IF THE ultimate enemies of musical creativity are cliche and resorting to familiar templates, then Rick Robertson has forged a truly liberating context for the imaginations of the members of his band, Baecastuff.

Drawing on his heritage as a descendant of the Bounty mutineers, the world premiere of Robertson's Mutiny Music was a barrage of surprises. These began with him delivering the story's spoken-word elements in the patois of Norfolk Island, which immediately seemed to slice back through time and deposit us amid the utopia and hell that was Pitcairn Island after the 1789 mutiny. (Baecastuff is a Norfolk word for wild tobacco.)
A screen showing images of the protagonists, the mutiny, the islands of Pitcairn and Norfolk (to which the Pitcairn community moved in 1856 after an unlikely act of largesse from Queen Victoria) thickened the atmosphere without overly distracting from the music.
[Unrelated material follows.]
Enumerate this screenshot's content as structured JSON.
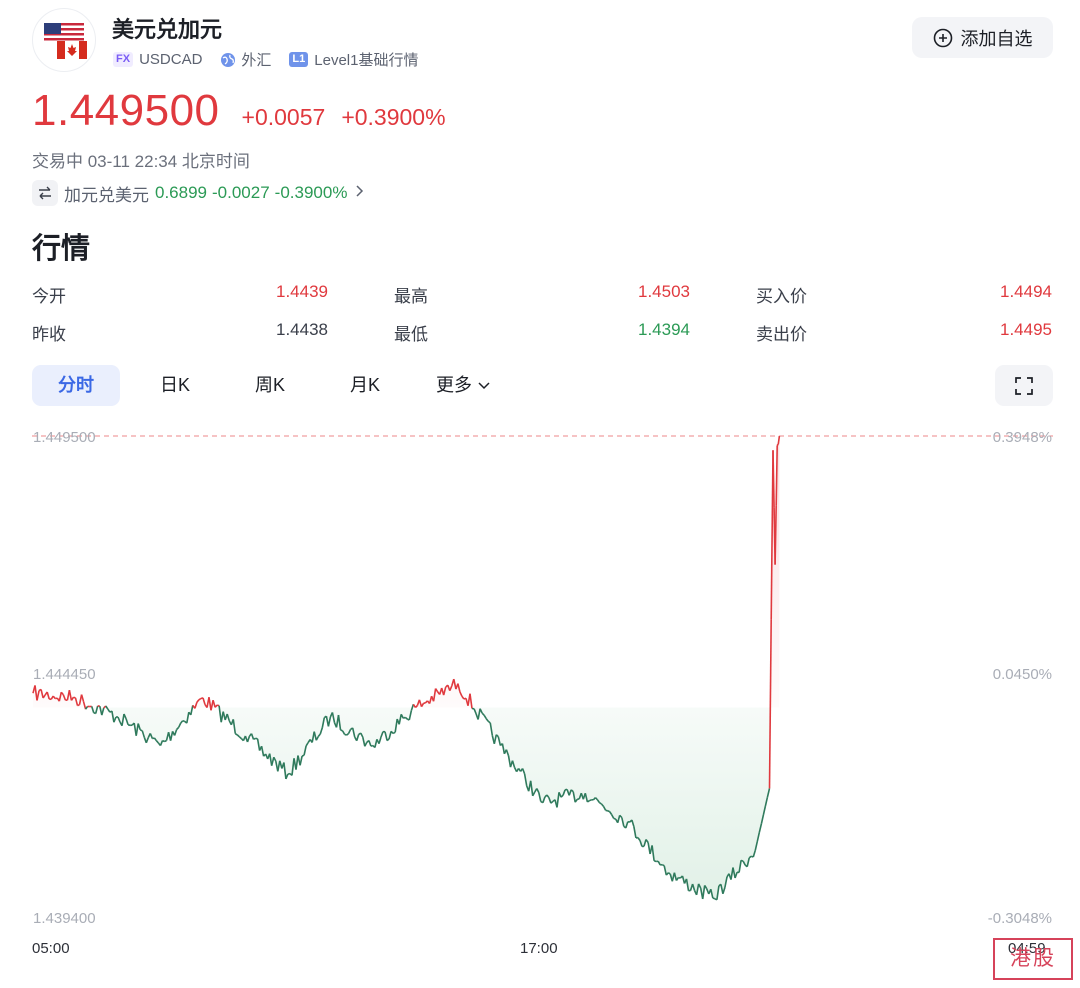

That music was also a time machine, drawing on 19th-century Pitcairn hymns and 21st-century sampling, Polynesian drumming and free or groove-based jazz, all with equal ease. Robertson's triumph was that while the contrasting components may have been sources of surprise, they ultimately complemented each other and gelled into a musical narrative, albeit an oblique one.

The leader's saxophones were joined by Phil Slater's trumpet, Matt McMahon's electric piano, Alex Hewetson's bass, Simon Barker's drums and Aykho Akhrif's percussion. One of the piece's most powerful aspects was the dichotomy between the waves of fierce Polynesian drumming and the hymns' rather sombre mood: a snapshot of the cultural tug-of-war within the little community as they set about carving new lives on that tiny island.

The players are among the finest improvisers alive yet the piece as a whole was the star.

Extremely ambitious in its scope, the piece could have proved a jarring and dissipated experience, yet it not only held together, it allowed for potent collective and individual statements.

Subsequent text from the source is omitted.